In the second season, the series has doubled down on its vision of a startling fascist normalcy, shifting its focus to the home lives of Nazis and the bureaucratic politics of fascism. The result is a kind of prestige-TV version of Hannah Arendt’s banality of evil, in which fascist leaders are shown to be not übervillains but yet another version of the complex cable-drama antihero. The Kempeitai officer charged with maintaining order in San Francisco, Chief Inspector Takeshi Kido (Joel de la Fuente), for instance, put Frank Frink’s sister and her two children to death in a gas chamber in Season 1. Yet it becomes worryingly easy to overlook his atrocious misdeeds, because he is otherwise consistently portrayed as a man of character, integrity, and patriotism. In Season 2, he struggles to keep the Crown Prince of Japan safe on a visit to San Francisco, and his selfless commitment to duty is beyond reproach; indeed, his efforts to unravel a Nazi plot result in him literally saving the world from nuclear war. Similarly, in the first season, Obergruppenführer John Smith (Rufus Sewell), a high-ranking, American-born S.S. officer, was the show’s primary antagonist, an expert emotional manipulator who terrorized subordinates and innocents alike. But Season 2 shows him to be a devoted husband and father, with a white-picket-fence home life straight out of nineteen-fifties television. As the second season progresses, Smith is rocked by the discovery that his only son has an inherited genetic disorder—and is therefore condemned to be euthanized by the state.

These story lines invite the same question that Americans have asked often in the past two months: Is empathy really what is needed? In another year, the show’s insistence on humanizing fascists might have seemed like a provocative choice—an effort, like Arendt’s, to understand how normal people can find it in themselves to commit the worst atrocities. In 2017, however—when it is more urgent than ever to distinguish right from wrong, real news from fake, and differences of political opinion from the dangerous undermining of democracy—it feels instead like a pernicious cynicism. At the same time, the series depicts the ideological excesses of the Resistance in the most unforgiving light. More like Al Qaeda than French partisans of the nineteen-forties, they are grim, unsympathetic zealots, who use scattershot terror tactics and have no qualms about causing the suffering of innocent bystanders. As Frank Frink gets caught up in the Resistance—to the dismay of Juliana and his best friend, Ed (D. J. Qualls)—his increasing militancy is portrayed as moral desperation, a loss of faith in anything but self-destructive violence. He resolves, eventually, to become a suicide bomber.
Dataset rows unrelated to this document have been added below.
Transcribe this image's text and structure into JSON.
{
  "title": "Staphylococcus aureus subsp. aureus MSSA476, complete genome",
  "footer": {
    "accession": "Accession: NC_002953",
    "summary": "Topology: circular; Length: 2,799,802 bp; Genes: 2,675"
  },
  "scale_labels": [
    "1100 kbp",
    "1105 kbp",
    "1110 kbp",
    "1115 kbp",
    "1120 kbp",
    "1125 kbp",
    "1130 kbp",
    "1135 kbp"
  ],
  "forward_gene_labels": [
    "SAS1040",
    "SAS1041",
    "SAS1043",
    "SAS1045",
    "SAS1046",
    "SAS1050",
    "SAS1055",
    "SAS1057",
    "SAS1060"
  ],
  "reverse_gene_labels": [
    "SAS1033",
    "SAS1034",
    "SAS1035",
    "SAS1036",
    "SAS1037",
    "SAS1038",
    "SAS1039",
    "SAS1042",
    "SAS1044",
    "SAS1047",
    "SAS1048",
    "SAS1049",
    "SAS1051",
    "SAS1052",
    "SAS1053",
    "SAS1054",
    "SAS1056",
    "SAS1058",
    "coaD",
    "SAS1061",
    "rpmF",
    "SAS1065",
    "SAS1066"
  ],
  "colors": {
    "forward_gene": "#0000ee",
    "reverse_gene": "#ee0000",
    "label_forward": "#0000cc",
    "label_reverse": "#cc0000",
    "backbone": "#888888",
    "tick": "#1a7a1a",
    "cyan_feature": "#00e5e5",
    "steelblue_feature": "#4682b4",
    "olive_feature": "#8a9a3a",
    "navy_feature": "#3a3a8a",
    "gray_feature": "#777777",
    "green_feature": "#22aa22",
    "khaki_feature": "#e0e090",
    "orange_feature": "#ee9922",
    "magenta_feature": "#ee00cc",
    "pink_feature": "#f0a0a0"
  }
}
This nihilism would have been alien to Philip K. Dick. It is telling that Obergruppenführer John Smith, Chief Inspector Takeshi Kido, and the Resistance are all original inventions of the Amazon series. Dick’s “The Man in the High Castle” focussed on how everyday people struggle to carve out lives of integrity in the face of evil, even while knowing—perhaps especially while knowing—that their actions will not ultimately change the course of history. In the novel, Frank Frink’s primary struggle is how to be an artist, not how to overthrow the Reich. In Dick’s view, this, too, was a form of resistance: his major theme as a novelist was the unavoidable complicity of living “normally” under empire; he believed in evil because he saw it everywhere. But if there wasn’t much hope in Dick’s fiction, that was exactly the point of writing it: even in the midst of a triumphant fascist dystopia, the quest for intellectual autonomy lived on in the dissident imaginations of those who could envision a different kind of world. It is telling, too, that the “man in the high castle” was in Dick’s novel not a collector of film reels but a novelist—an eccentric inventor of alt-histories who served as a stand-in for Dick himself. The character was, above all, a tribute to artists who dare to resist power in dark times. We will find his successors elsewhere.